All in the Moderation

The moderator can make or break a panel at a convention.

We creators tend to get off the rails a bit when we’re excited and talking about the craft, or our favorite fandoms, or lets be honest, anything that interests us in any way. While it might be fun for us to sit behind the big kids table and play off of each other, it’s a lot less fun for the audience. They came to hear about a specific issue of the craft, not the tangent that is too easy to get off on. It’s the moderator’s job to rope in the speakers and keep the whole thing on track. And it’s a lot like herding cats in a room full of string, mice, and dogs.

Just a few weeks ago, I attended my first convention as a professional. Over the course of those three days, I had eleven hours of programming (which is a freaking ton, but a topic or another post). I was moderating one of those panels, and oh man did that one give me the most anxiety. Not only because I’d never moderated before, but because not one, but TWO of my editors were on it. So I knew I had to bring my A game.

A tendency a lot of people have when they moderate is to ask a question, then go down the line and have each panelist answer it.

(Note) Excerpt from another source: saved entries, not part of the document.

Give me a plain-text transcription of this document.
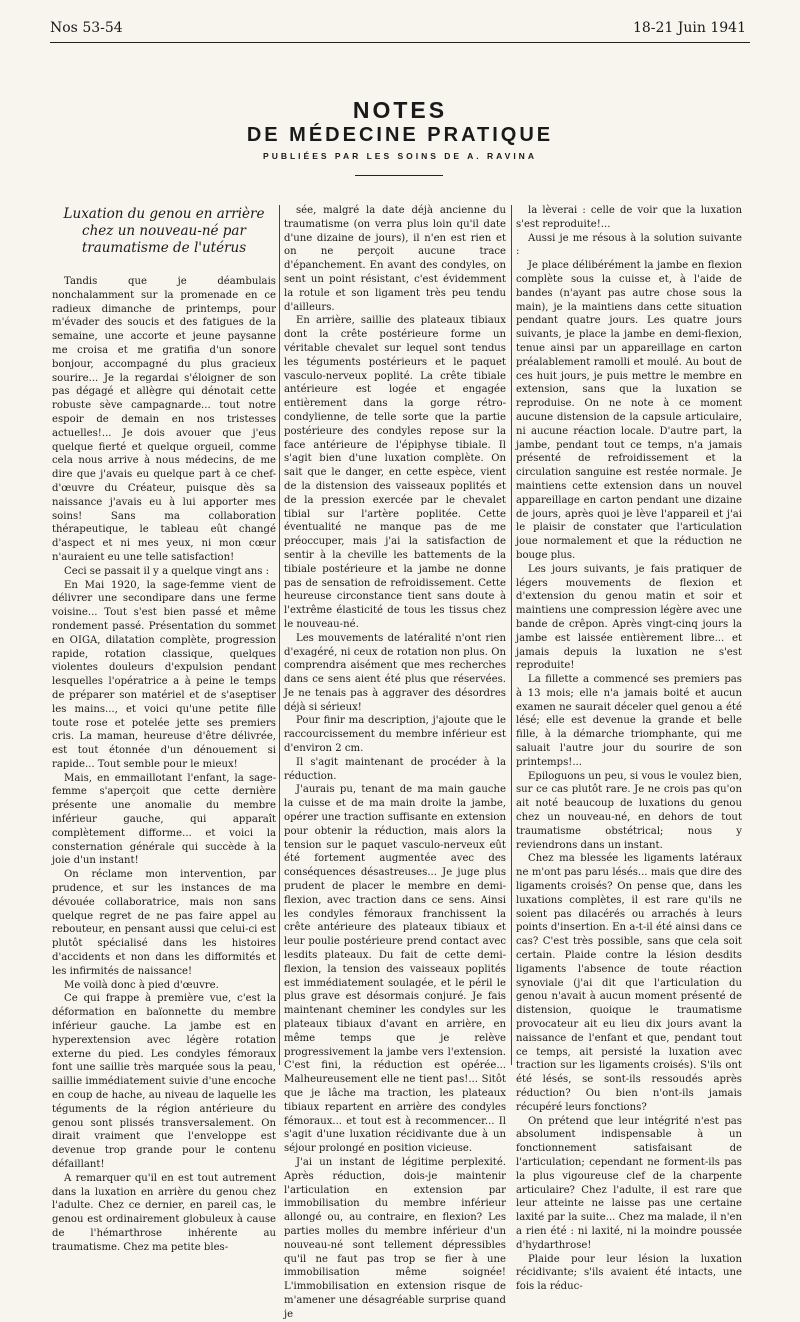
Nos 53-54	18-21 Juin 1941
NOTES
DE MÉDECINE PRATIQUE
PUBLIÉES PAR LES SOINS DE A. RAVINA
Luxation du genou en arrière chez un nouveau-né par traumatisme de l'utérus

Tandis que je déambulais nonchalamment sur la promenade en ce radieux dimanche de printemps, pour m'évader des soucis et des fatigues de la semaine, une accorte et jeune paysanne me croisa et me gratifia d'un sonore bonjour, accompagné du plus gracieux sourire... Je la regardai s'éloigner de son pas dégagé et allègre qui dénotait cette robuste sève campagnarde... tout notre espoir de demain en nos tristesses actuelles!... Je dois avouer que j'eus quelque fierté et quelque orgueil, comme cela nous arrive à nous médecins, de me dire que j'avais eu quelque part à ce chef-d'œuvre du Créateur, puisque dès sa naissance j'avais eu à lui apporter mes soins! Sans ma collaboration thérapeutique, le tableau eût changé d'aspect et ni mes yeux, ni mon cœur n'auraient eu une telle satisfaction!

Ceci se passait il y a quelque vingt ans :

En Mai 1920, la sage-femme vient de délivrer une secondipare dans une ferme voisine... Tout s'est bien passé et même rondement passé. Présentation du sommet en OIGA, dilatation complète, progression rapide, rotation classique, quelques violentes douleurs d'expulsion pendant lesquelles l'opératrice a à peine le temps de préparer son matériel et de s'aseptiser les mains..., et voici qu'une petite fille toute rose et potelée jette ses premiers cris. La maman, heureuse d'être délivrée, est tout étonnée d'un dénouement si rapide... Tout semble pour le mieux!

Mais, en emmaillotant l'enfant, la sage-femme s'aperçoit que cette dernière présente une anomalie du membre inférieur gauche, qui apparaît complètement difforme... et voici la consternation générale qui succède à la joie d'un instant!

On réclame mon intervention, par prudence, et sur les instances de ma dévouée collaboratrice, mais non sans quelque regret de ne pas faire appel au rebouteur, en pensant aussi que celui-ci est plutôt spécialisé dans les histoires d'accidents et non dans les difformités et les infirmités de naissance!

Me voilà donc à pied d'œuvre.

Ce qui frappe à première vue, c'est la déformation en baïonnette du membre inférieur gauche. La jambe est en hyperextension avec légère rotation externe du pied. Les condyles fémoraux font une saillie très marquée sous la peau, saillie immédiatement suivie d'une encoche en coup de hache, au niveau de laquelle les téguments de la région antérieure du genou sont plissés transversalement. On dirait vraiment que l'enveloppe est devenue trop grande pour le contenu défaillant!

A remarquer qu'il en est tout autrement dans la luxation en arrière du genou chez l'adulte. Chez ce dernier, en pareil cas, le genou est ordinairement globuleux à cause de l'hémarthrose inhérente au traumatisme. Chez ma petite bles-

sée, malgré la date déjà ancienne du traumatisme (on verra plus loin qu'il date d'une dizaine de jours), il n'en est rien et on ne perçoit aucune trace d'épanchement. En avant des condyles, on sent un point résistant, c'est évidemment la rotule et son ligament très peu tendu d'ailleurs.

En arrière, saillie des plateaux tibiaux dont la crête postérieure forme un véritable chevalet sur lequel sont tendus les téguments postérieurs et le paquet vasculo-nerveux poplité. La crête tibiale antérieure est logée et engagée entièrement dans la gorge rétro-condylienne, de telle sorte que la partie postérieure des condyles repose sur la face antérieure de l'épiphyse tibiale. Il s'agit bien d'une luxation complète. On sait que le danger, en cette espèce, vient de la distension des vaisseaux poplités et de la pression exercée par le chevalet tibial sur l'artère poplitée. Cette éventualité ne manque pas de me préoccuper, mais j'ai la satisfaction de sentir à la cheville les battements de la tibiale postérieure et la jambe ne donne pas de sensation de refroidissement. Cette heureuse circonstance tient sans doute à l'extrême élasticité de tous les tissus chez le nouveau-né.

Les mouvements de latéralité n'ont rien d'exagéré, ni ceux de rotation non plus. On comprendra aisément que mes recherches dans ce sens aient été plus que réservées. Je ne tenais pas à aggraver des désordres déjà si sérieux!

Pour finir ma description, j'ajoute que le raccourcissement du membre inférieur est d'environ 2 cm.

Il s'agit maintenant de procéder à la réduction.

J'aurais pu, tenant de ma main gauche la cuisse et de ma main droite la jambe, opérer une traction suffisante en extension pour obtenir la réduction, mais alors la tension sur le paquet vasculo-nerveux eût été fortement augmentée avec des conséquences désastreuses... Je juge plus prudent de placer le membre en demi-flexion, avec traction dans ce sens. Ainsi les condyles fémoraux franchissent la crête antérieure des plateaux tibiaux et leur poulie postérieure prend contact avec lesdits plateaux. Du fait de cette demi-flexion, la tension des vaisseaux poplités est immédiatement soulagée, et le péril le plus grave est désormais conjuré. Je fais maintenant cheminer les condyles sur les plateaux tibiaux d'avant en arrière, en même temps que je relève progressivement la jambe vers l'extension. C'est fini, la réduction est opérée... Malheureusement elle ne tient pas!... Sitôt que je lâche ma traction, les plateaux tibiaux repartent en arrière des condyles fémoraux... et tout est à recommencer... Il s'agit d'une luxation récidivante due à un séjour prolongé en position vicieuse.

J'ai un instant de légitime perplexité. Après réduction, dois-je maintenir l'articulation en extension par immobilisation du membre inférieur allongé ou, au contraire, en flexion? Les parties molles du membre inférieur d'un nouveau-né sont tellement dépressibles qu'il ne faut pas trop se fier à une immobilisation même soignée! L'immobilisation en extension risque de m'amener une désagréable surprise quand je

la lèverai : celle de voir que la luxation s'est reproduite!...

Aussi je me résous à la solution suivante :

Je place délibérément la jambe en flexion complète sous la cuisse et, à l'aide de bandes (n'ayant pas autre chose sous la main), je la maintiens dans cette situation pendant quatre jours. Les quatre jours suivants, je place la jambe en demi-flexion, tenue ainsi par un appareillage en carton préalablement ramolli et moulé. Au bout de ces huit jours, je puis mettre le membre en extension, sans que la luxation se reproduise. On ne note à ce moment aucune distension de la capsule articulaire, ni aucune réaction locale. D'autre part, la jambe, pendant tout ce temps, n'a jamais présenté de refroidissement et la circulation sanguine est restée normale. Je maintiens cette extension dans un nouvel appareillage en carton pendant une dizaine de jours, après quoi je lève l'appareil et j'ai le plaisir de constater que l'articulation joue normalement et que la réduction ne bouge plus.

Les jours suivants, je fais pratiquer de légers mouvements de flexion et d'extension du genou matin et soir et maintiens une compression légère avec une bande de crêpon. Après vingt-cinq jours la jambe est laissée entièrement libre... et jamais depuis la luxation ne s'est reproduite!

La fillette a commencé ses premiers pas à 13 mois; elle n'a jamais boité et aucun examen ne saurait déceler quel genou a été lésé; elle est devenue la grande et belle fille, à la démarche triomphante, qui me saluait l'autre jour du sourire de son printemps!...

Epiloguons un peu, si vous le voulez bien, sur ce cas plutôt rare. Je ne crois pas qu'on ait noté beaucoup de luxations du genou chez un nouveau-né, en dehors de tout traumatisme obstétrical; nous y reviendrons dans un instant.

Chez ma blessée les ligaments latéraux ne m'ont pas paru lésés... mais que dire des ligaments croisés? On pense que, dans les luxations complètes, il est rare qu'ils ne soient pas dilacérés ou arrachés à leurs points d'insertion. En a-t-il été ainsi dans ce cas? C'est très possible, sans que cela soit certain. Plaide contre la lésion desdits ligaments l'absence de toute réaction synoviale (j'ai dit que l'articulation du genou n'avait à aucun moment présenté de distension, quoique le traumatisme provocateur ait eu lieu dix jours avant la naissance de l'enfant et que, pendant tout ce temps, ait persisté la luxation avec traction sur les ligaments croisés). S'ils ont été lésés, se sont-ils ressoudés après réduction? Ou bien n'ont-ils jamais récupéré leurs fonctions?

On prétend que leur intégrité n'est pas absolument indispensable à un fonctionnement satisfaisant de l'articulation; cependant ne forment-ils pas la plus vigoureuse clef de la charpente articulaire? Chez l'adulte, il est rare que leur atteinte ne laisse pas une certaine laxité par la suite... Chez ma malade, il n'en a rien été : ni laxité, ni la moindre poussée d'hydarthrose!

Plaide pour leur lésion la luxation récidivante; s'ils avaient été intacts, une fois la réduc-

This can work if you have radically diverse panelists who all will have original takes on the subject matter. But such broad diversity is rare. Generally your panelists all have quite a bit in common, and by about the third person in line, you’ve run out of originality in the answers you’re giving. To me, this is lazy on the moderator’s part because you’re either getting redundant answers from your panelists, or making your panelists work way harder than necessary to come up with something different to say.

This method can also lead to your panelists going off on tangents, which is exactly what we’re trying to avoid. When you get to the fifth in the line, they’re reaching for something interesting to say can make them go with something only marginally related to the question. Paradoxically, it can kill a lot of discussion regarding the subject. I know, I know. Aren’t we trying to avoid too much talking outside the questions? Yes and no. You don’t want unrelated discussions, but discussions that are confined to the question and topic are perfectly fine. In fact, some of the best insights come from these discussions. It’s all about control. You want to keep your panelists on subject, and you want the panel to be a discussion rather than just a Q&A.

So how do you do that? Well, the first step is to know your panelists. If you’re like me, then you’ve been going to panels for years, and you’ll hopefully know a good chunk of the attendees. If not, well that’s the benefit of having the schedule well in advance. You’ll know who is sitting on the panels you’re moderating. And if the Con you’re attending doesn’t give a schedule that includes the other panelists, reach out to them. No Con is going to want their moderators unprepared. Once you know who is on your panels, do a bit of research. What do they write? Do they edit as well? What made the Con Com decide to put them on this panel?

Once you know your panelists, it’s time to write your questions. Try to tailor your questions to a specific person. Or just a couple. A good example from my Crutch Words panel. Three of my panelists were editors, and two of them were just writers. So I asked my editors what common crutch words they saw among writers they edited. Then I asked the writers how many of their crutch words were teased out by their editors. Similar questions, but it was targeted to just a few to make sure that we didn’t run out of original answers. And it sparked the discussion with those I didn’t include in the target of the question. The others won’t speak up unless they have something new to add to the conversation.

The other thing you’ve got to do is to know when a discussion is on the verge of running away. When we start repeating the same points, it’s time for the next question. This is where a lot of us introverts have a problem. We don’t like to speak up to drive everyone towards the next topic. But here’s a secret. Unless you just have a group of crap panelists, everyone at that table is aware of how discussions can get off course. And they’re going to respect the moderator when they speak up to ask the next question. Don’t be afraid. Just get in there.

One of the biggest objections I hear as well is that moderating means you don’t get to join the discussion. To which I say, why not? You’re just as qualified to talk about the topic of the panel as everyone else. In fact, you might be the most qualified, which is why you were asked to do it. So throw in your two cents as well. In fact, joining the discussion is a good way to take control of the conversation and segue into the next question.

This all sounds a lot harder than it is. It’s all about tempo. Generally I prepare about seven or so questions, and expect to only get through about five of them at most. I’ll allow up to ten minutes for a discussion on the current question, as long as it’s staying relevant, before I move everyone on to the next. And most importantly, I make sure that I’ve given everyone equal chances to answer questions. That means that if we had no discussion outside of the targets of my questions, everyone will answer the same amount. About ten to fifteen minutes before the end of the panel, open it up to audience questions, and at the tail end give your panelists a chance to tell the audience where they can find them.

Easy peasy. Even better, being a good moderator means that it’s fun to be on your panels for both the audience and the panelists. Cons are always looking for moderators, and they’ll be thankful to have someone who is both willing to do it, and good at it. Con runners talk, and being a good moderator can net you more Con acceptances, as well as more panels at cons.

So lets open it up to the audience. Got any questions? Or perhaps some tips on what makes a good moderator? Maybe you’ve been on a panel with someone with a unique moderation style that was just amazing, tell us about it!